I would hold that the Government breached the plea agreement on December 27, 2017 when it invited the district court to consider denying Beattie a reduction for acceptance of responsibility on the basis of his alleged pre-plea obstruction of justice. Accordingly, I would vacate his sentence and remand for resentencing before a different judge. See United States v. Mosley , 505 F.3d 804 , 809-12 (8th Cir. 2007).

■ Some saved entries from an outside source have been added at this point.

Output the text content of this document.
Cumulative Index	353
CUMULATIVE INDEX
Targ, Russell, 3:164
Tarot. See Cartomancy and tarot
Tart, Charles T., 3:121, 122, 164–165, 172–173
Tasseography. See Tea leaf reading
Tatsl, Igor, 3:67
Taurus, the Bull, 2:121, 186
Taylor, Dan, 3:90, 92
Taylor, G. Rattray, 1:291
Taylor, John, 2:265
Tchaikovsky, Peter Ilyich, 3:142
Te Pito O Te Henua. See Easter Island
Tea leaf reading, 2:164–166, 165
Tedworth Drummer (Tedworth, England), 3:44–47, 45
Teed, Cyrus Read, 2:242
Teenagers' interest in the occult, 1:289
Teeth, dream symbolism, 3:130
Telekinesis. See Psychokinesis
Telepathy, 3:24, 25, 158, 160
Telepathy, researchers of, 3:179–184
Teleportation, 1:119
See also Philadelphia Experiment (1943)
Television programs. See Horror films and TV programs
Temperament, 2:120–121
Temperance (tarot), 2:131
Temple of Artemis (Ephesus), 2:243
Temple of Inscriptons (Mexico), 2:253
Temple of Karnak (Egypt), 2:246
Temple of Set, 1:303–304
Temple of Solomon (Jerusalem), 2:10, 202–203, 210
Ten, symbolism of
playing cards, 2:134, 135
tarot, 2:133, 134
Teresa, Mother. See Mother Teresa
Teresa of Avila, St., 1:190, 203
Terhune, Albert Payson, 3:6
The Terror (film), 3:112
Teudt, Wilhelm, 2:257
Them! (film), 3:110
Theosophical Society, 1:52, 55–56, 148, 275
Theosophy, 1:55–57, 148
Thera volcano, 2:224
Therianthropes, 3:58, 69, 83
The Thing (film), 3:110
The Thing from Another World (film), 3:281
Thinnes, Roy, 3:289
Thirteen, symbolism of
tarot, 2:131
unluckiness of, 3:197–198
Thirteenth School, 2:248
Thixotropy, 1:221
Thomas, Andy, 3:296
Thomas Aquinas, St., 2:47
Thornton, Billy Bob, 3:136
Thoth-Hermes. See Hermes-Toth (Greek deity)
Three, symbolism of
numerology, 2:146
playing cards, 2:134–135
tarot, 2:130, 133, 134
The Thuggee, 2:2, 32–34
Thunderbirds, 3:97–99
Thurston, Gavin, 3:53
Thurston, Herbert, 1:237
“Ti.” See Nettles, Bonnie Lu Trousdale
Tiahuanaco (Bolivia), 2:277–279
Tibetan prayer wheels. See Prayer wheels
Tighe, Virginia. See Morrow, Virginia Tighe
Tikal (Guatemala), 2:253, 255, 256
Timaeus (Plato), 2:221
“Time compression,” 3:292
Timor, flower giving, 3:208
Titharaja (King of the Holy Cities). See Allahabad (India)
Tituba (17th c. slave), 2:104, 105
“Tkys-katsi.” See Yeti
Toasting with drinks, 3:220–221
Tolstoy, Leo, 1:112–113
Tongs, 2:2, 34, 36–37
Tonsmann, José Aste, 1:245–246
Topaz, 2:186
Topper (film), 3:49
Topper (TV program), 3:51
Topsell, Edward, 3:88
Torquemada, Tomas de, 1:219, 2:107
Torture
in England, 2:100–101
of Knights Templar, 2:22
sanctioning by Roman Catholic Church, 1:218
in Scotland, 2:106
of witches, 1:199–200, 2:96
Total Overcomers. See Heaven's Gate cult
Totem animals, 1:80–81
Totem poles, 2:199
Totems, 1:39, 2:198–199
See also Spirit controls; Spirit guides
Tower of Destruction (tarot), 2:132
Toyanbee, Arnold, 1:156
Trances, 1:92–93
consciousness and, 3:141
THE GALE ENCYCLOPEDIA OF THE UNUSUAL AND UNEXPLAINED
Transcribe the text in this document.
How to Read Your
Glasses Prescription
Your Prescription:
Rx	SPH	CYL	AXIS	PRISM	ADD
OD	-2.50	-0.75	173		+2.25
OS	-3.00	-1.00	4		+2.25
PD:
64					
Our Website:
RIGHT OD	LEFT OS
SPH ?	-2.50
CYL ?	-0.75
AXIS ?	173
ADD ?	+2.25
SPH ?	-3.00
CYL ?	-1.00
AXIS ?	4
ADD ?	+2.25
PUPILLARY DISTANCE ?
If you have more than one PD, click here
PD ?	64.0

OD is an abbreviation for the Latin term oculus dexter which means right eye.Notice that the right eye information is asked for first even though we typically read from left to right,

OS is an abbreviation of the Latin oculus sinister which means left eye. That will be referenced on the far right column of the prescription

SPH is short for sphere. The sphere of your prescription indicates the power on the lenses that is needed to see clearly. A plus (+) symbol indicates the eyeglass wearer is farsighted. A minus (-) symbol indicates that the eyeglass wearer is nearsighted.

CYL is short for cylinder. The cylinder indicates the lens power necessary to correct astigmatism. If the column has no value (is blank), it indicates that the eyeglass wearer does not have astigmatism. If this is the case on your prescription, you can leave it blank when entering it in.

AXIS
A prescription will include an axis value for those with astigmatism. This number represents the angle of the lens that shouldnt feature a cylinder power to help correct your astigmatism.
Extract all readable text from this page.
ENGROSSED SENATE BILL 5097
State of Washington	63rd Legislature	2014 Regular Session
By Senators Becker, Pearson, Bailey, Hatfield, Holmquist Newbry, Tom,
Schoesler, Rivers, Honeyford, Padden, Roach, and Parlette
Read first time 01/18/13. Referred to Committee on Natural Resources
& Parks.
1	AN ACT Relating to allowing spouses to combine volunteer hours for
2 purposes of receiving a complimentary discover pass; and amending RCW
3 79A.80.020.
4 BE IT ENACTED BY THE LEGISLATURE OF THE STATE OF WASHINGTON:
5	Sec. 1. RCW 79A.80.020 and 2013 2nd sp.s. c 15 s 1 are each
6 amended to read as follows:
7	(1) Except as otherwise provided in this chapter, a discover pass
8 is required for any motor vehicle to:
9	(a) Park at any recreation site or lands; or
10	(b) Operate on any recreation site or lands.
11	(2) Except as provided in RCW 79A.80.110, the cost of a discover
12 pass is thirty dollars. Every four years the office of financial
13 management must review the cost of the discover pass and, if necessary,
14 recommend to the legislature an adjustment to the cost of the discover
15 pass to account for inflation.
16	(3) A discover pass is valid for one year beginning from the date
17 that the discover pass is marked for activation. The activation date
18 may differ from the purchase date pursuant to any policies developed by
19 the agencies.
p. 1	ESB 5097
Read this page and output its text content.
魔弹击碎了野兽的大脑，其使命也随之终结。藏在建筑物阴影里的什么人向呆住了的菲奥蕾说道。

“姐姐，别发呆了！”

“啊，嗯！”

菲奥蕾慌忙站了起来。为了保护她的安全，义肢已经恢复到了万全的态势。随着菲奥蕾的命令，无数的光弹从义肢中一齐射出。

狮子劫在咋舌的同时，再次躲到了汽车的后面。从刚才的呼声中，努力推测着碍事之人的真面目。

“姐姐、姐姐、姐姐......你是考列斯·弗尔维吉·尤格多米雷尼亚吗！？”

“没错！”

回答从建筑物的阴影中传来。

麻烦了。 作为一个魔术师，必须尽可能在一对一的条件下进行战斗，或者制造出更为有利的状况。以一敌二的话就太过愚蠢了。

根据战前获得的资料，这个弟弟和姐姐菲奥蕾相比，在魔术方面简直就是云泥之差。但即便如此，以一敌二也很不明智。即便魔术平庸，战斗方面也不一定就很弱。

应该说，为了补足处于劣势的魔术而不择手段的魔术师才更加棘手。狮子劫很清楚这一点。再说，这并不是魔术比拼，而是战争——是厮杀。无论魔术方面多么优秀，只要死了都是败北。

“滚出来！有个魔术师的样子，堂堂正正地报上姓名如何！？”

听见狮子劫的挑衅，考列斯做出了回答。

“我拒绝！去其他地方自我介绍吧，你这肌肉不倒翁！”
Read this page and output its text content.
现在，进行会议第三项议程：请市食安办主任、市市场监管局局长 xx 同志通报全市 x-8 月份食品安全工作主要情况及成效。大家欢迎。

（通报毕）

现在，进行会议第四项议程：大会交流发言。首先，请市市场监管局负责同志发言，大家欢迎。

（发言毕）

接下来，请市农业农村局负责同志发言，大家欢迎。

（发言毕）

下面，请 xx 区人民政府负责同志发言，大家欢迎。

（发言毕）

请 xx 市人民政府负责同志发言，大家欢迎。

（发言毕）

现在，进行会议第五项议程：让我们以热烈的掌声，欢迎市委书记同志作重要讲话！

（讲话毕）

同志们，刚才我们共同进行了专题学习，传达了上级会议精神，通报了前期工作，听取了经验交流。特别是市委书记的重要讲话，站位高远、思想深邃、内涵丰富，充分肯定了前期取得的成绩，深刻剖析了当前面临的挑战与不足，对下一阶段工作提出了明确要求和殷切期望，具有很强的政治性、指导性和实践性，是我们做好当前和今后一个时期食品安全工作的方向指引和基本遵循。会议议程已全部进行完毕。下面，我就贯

While "[c]ontract principles often provide a useful means by which to ... ensure the defendant what is reasonably due to him in the circumstances," a plea agreement "is not simply a contract between two parties." United States v. Norris , 486 F.3d 1045 , 1048 (8th Cir. 2007). "Plea agreements are an essential component of the administration of justice, and fairness is presupposed in securing such agreements." United States v. Mitchell , 136 F.3d 1192 , 1194 (8th Cir. 1998) (internal quotation marks omitted). Thus, technical adherence by the Government to promises it makes in plea agreements is not enough. Id. The Government must also uphold the "spirit" of those promises. Id. ; see also United States v. Vennes , 103 F.Supp.3d 979 , 992 (D. Minn. 2015) (noting that the Government "cannot take steps amounting to an end run around the [plea] agreement").
Here, the Government promised to recommend that Beattie "receive credit for acceptance of responsibility under USSG § 3E1.1." The Government reserved the right to oppose such a reduction only if "after the plea proceeding Defendant obstructs justice, fails to cooperate fully and truthfully with the United States Probation Office, attempts to withdraw Defendant's plea, or otherwise engages in conduct not consistent with acceptance of responsibility." On December 27, 2017, the Government purported to adhere to its promise by recommending a reduction for acceptance of responsibility but then added that "[t]he court will have to determine whether the defendant's refusal to comply with a state warrant to provide access to his phone is sufficient obstruction of justice to merit denial of acceptance of responsibility."
This statement involved more than "merely not[ing] that the court would ultimately determine whether the facts supported a denial of a reduction for acceptance of responsibility." Ante , at 1114. Rather, the Government affirmatively directed the district court to consider specific facts that undermined the Government's promise to recommend the acceptance of responsibility reduction. Specifically, the Government's statement implied that Beattie's alleged refusal to comply with a warrant for access to his phone could be a "sufficient obstruction of justice to merit denial of acceptance of responsibility." But Beattie's alleged refusal to comply with the warrant for access to his phone occurred before the plea proceedings. And the plea agreement only gave the Government the right not to recommend a reduction for acceptance of responsibility on the basis of an obstruction of justice if that obstruction occurred after the plea proceeding. Thus, while the Government purported to recommend a reduction for acceptance of responsibility, it nonetheless invited the district court to deny a reduction on the basis of an alleged pre-plea obstructive act. I would hold that this was, at the very least, a violation of the "spirit" of the plea agreement. See Mitchell , 136 F.3d at 1194 .
Accordingly, I would vacate Beattie's sentence and remand for resentencing before a different judge. This is the proper remedy regardless of whether the Government was subsequently entitled to oppose a reduction for acceptance of responsibility on the basis of Beattie's post-plea conduct. See Mosley , 505 F.3d at 810 (holding that "the government's breach of the plea agreement is not subject to traditional harmless-error analysis").